The list of highlights from the above experiences is lengthy but one that stands out, he says, was being part of a Chicago Freedom Movement coalition of groups that invited Rev. Martin Luther King, Jr.  to the city and held a summit on housing, nondiscriminatory lending and related issues.

By the end of the 1960s, McKnight and his colleagues began building the infrastructure that would eventually give birth to ABCD as a concept. In 1969, he was invited to help start a new department at Northwestern, the Center for Urban Affairs, which later became the Institute for Policy Research. They placed students at neighborhood organizations to work on projects and it was around this time that he met Jody Kretzmann, who co-founded the Urban Studies Program at Associated Colleges of the Midwest which was also placing students in neighborhood organizations. After collaborating on research across North America, McKnight and Kretzmann co-founded the Asset-Based Community Development Institute during the early 1990s.  

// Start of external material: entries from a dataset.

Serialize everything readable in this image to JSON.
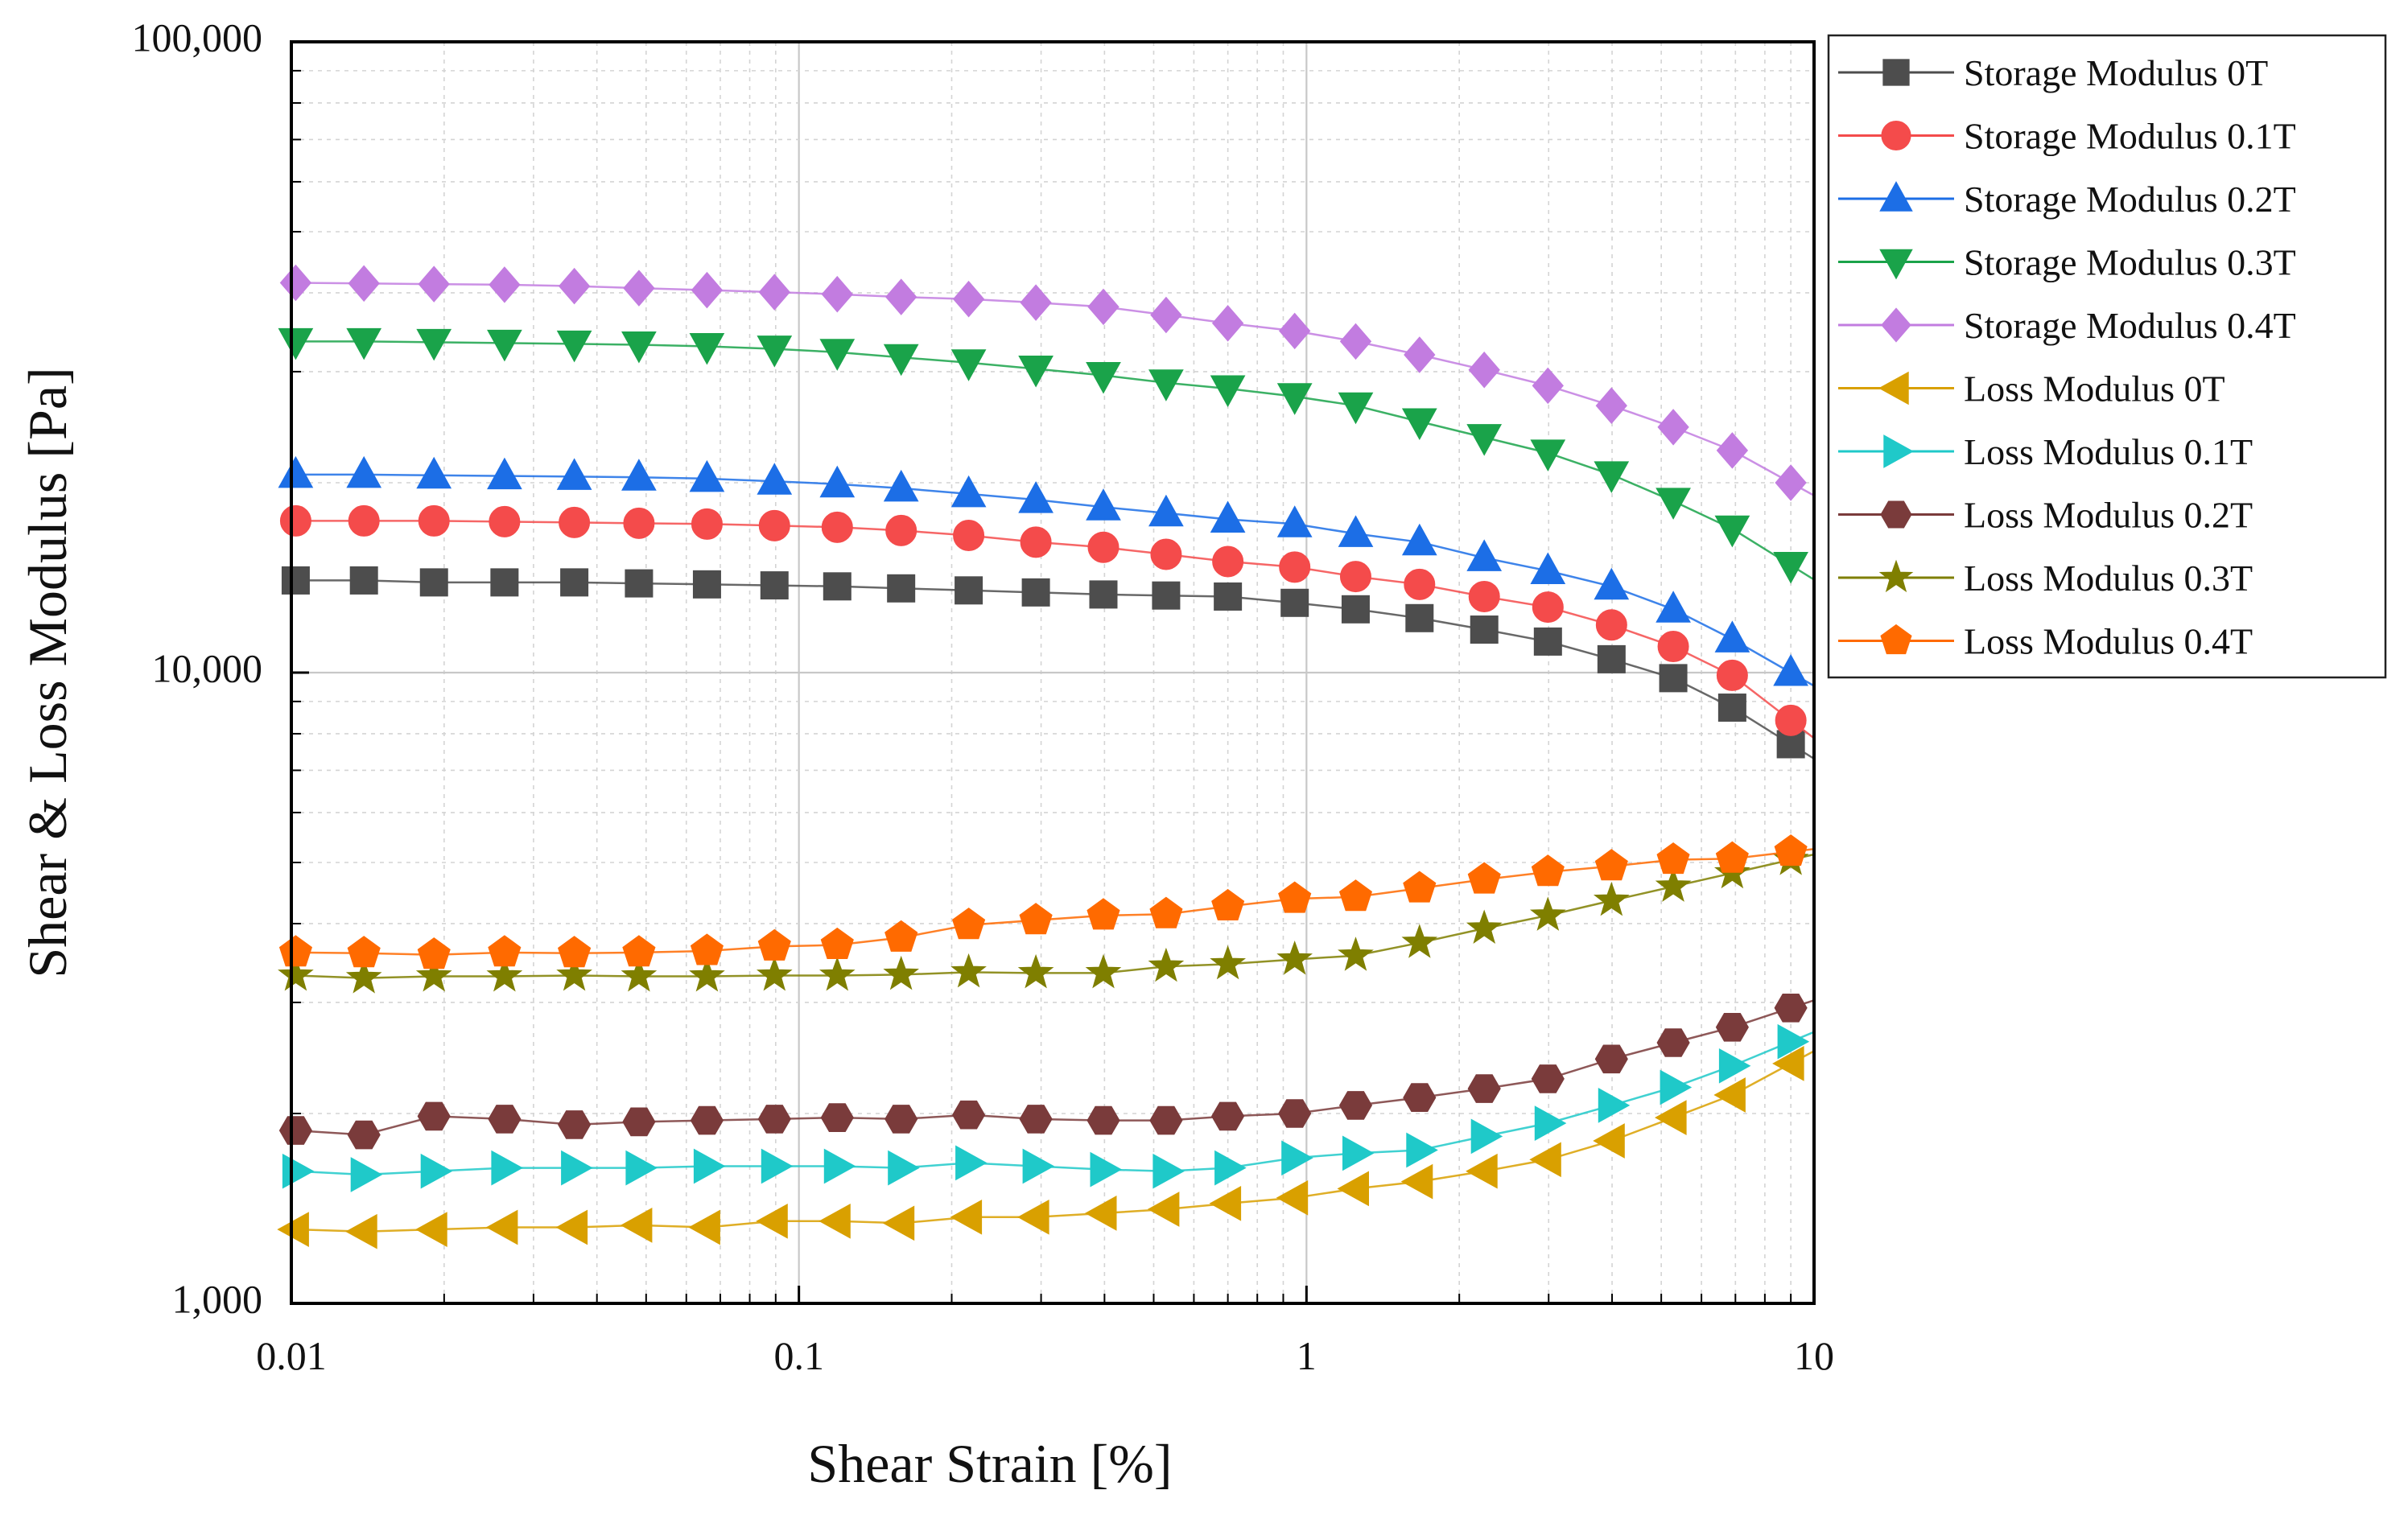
{
  "chart_data": {
    "type": "line",
    "title": "",
    "xlabel": "Shear Strain [%]",
    "ylabel": "Shear & Loss Modulus [Pa]",
    "xscale": "log",
    "yscale": "log",
    "xlim": [
      0.01,
      10
    ],
    "ylim": [
      1000,
      100000
    ],
    "grid": true,
    "legend_position": "outside-top-right",
    "x_ticks": [
      {
        "value": 0.01,
        "label": "0.01"
      },
      {
        "value": 0.1,
        "label": "0.1"
      },
      {
        "value": 1,
        "label": "1"
      },
      {
        "value": 10,
        "label": "10"
      }
    ],
    "y_ticks": [
      {
        "value": 1000,
        "label": "1,000"
      },
      {
        "value": 10000,
        "label": "10,000"
      },
      {
        "value": 100000,
        "label": "100,000"
      }
    ],
    "x": [
      0.0102,
      0.0139,
      0.0191,
      0.0263,
      0.0361,
      0.0484,
      0.0659,
      0.0895,
      0.119,
      0.159,
      0.216,
      0.293,
      0.398,
      0.529,
      0.7,
      0.948,
      1.25,
      1.67,
      2.24,
      2.99,
      3.99,
      5.28,
      6.9,
      9.0
    ],
    "series": [
      {
        "name": "Storage Modulus 0T",
        "color": "#4d4d4d",
        "marker": "square",
        "values": [
          14000,
          14000,
          13900,
          13900,
          13900,
          13850,
          13800,
          13750,
          13700,
          13600,
          13500,
          13400,
          13300,
          13250,
          13200,
          12900,
          12600,
          12200,
          11700,
          11200,
          10500,
          9800,
          8800,
          7700
        ]
      },
      {
        "name": "Storage Modulus 0.1T",
        "color": "#f44b4b",
        "marker": "circle",
        "values": [
          17400,
          17400,
          17400,
          17350,
          17300,
          17250,
          17200,
          17100,
          17000,
          16800,
          16500,
          16100,
          15800,
          15400,
          15000,
          14700,
          14200,
          13800,
          13200,
          12700,
          11900,
          11000,
          9900,
          8400
        ]
      },
      {
        "name": "Storage Modulus 0.2T",
        "color": "#1c6ee6",
        "marker": "triangle-up",
        "values": [
          20600,
          20600,
          20550,
          20500,
          20450,
          20400,
          20300,
          20100,
          19900,
          19600,
          19200,
          18800,
          18300,
          17900,
          17500,
          17200,
          16600,
          16100,
          15200,
          14500,
          13700,
          12600,
          11300,
          10000
        ]
      },
      {
        "name": "Storage Modulus 0.3T",
        "color": "#1aa34a",
        "marker": "triangle-down",
        "values": [
          33500,
          33500,
          33400,
          33300,
          33200,
          33100,
          32900,
          32600,
          32200,
          31600,
          31000,
          30300,
          29600,
          28800,
          28200,
          27400,
          26500,
          25000,
          23600,
          22300,
          20600,
          18700,
          16900,
          14800
        ]
      },
      {
        "name": "Storage Modulus 0.4T",
        "color": "#c27ce0",
        "marker": "diamond",
        "values": [
          41500,
          41400,
          41300,
          41200,
          41000,
          40700,
          40400,
          40100,
          39800,
          39400,
          39100,
          38600,
          38000,
          36900,
          35800,
          34800,
          33500,
          31900,
          30200,
          28500,
          26500,
          24500,
          22500,
          20000
        ]
      },
      {
        "name": "Loss Modulus 0T",
        "color": "#d9a000",
        "marker": "triangle-left",
        "values": [
          1310,
          1300,
          1310,
          1320,
          1320,
          1330,
          1320,
          1350,
          1350,
          1340,
          1370,
          1370,
          1390,
          1410,
          1440,
          1470,
          1520,
          1560,
          1620,
          1690,
          1810,
          1970,
          2140,
          2400
        ]
      },
      {
        "name": "Loss Modulus 0.1T",
        "color": "#1fc9c9",
        "marker": "triangle-right",
        "values": [
          1620,
          1600,
          1620,
          1640,
          1640,
          1640,
          1650,
          1650,
          1650,
          1640,
          1670,
          1650,
          1630,
          1620,
          1640,
          1700,
          1730,
          1750,
          1840,
          1930,
          2060,
          2200,
          2380,
          2600
        ]
      },
      {
        "name": "Loss Modulus 0.2T",
        "color": "#7a3b3b",
        "marker": "hexagon",
        "values": [
          1880,
          1850,
          1980,
          1960,
          1920,
          1940,
          1950,
          1960,
          1970,
          1960,
          1990,
          1960,
          1950,
          1950,
          1980,
          2000,
          2060,
          2120,
          2190,
          2270,
          2440,
          2590,
          2740,
          2940
        ]
      },
      {
        "name": "Loss Modulus 0.3T",
        "color": "#7f7f00",
        "marker": "star",
        "values": [
          3310,
          3280,
          3300,
          3300,
          3310,
          3300,
          3300,
          3310,
          3310,
          3320,
          3350,
          3340,
          3340,
          3420,
          3450,
          3510,
          3560,
          3730,
          3930,
          4120,
          4350,
          4580,
          4810,
          5050
        ]
      },
      {
        "name": "Loss Modulus 0.4T",
        "color": "#ff6a00",
        "marker": "pentagon",
        "values": [
          3600,
          3590,
          3570,
          3600,
          3590,
          3600,
          3620,
          3680,
          3700,
          3800,
          3980,
          4050,
          4120,
          4140,
          4260,
          4380,
          4410,
          4550,
          4700,
          4830,
          4930,
          5050,
          5070,
          5200
        ]
      }
    ]
  }
}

“We learned,” McKnight says, “that ABCD is not some magic bullet that solves all problems. It is the identification of tools or resources that exist in almost all neighborhoods that people use when they want to make things better.  While he speaks about ABCD’s growth from an idea to an institute with faculty members across the world, he points out that it’s really about the close-to-the-ground stories of how people in communities use their assets to improve their lives.  One example, he says, is what happened in Chicago’s West Garfield Park neighborhood. “Mary Nelson is a great example of how you can turn deficits in a neighborhood into assets,” he says. “She started a little nonprofit that trained people on how to convert brownfields into usable land.” Nelson, a faculty member of the ABCD Institute, turned that organization into Bethel New Life, a major institutional community asset that directly reflects the interests of local residents.

Based on what he has seen in his long career, McKnight envisions a specific role for ABCD in the coming years. “The role of ABCD in my mind is to be an inspiration and activator for communities and neighborhoods to be places that carry on major functions that have to do with security, health, education, food, environment and other issues. But people in these communities do that as citizens – they are not trying to get institutions to do it.” To McKnight, to quote his writing the “history of institutions assuming community functions is a major cause of community dysfunction.”

McKnight says, the move to DePaul makes sense because of the university’s long history of focusing on local communities and its willingness to engagement faculty, staff and students through places like the Steans Center. “It was a natural fit.”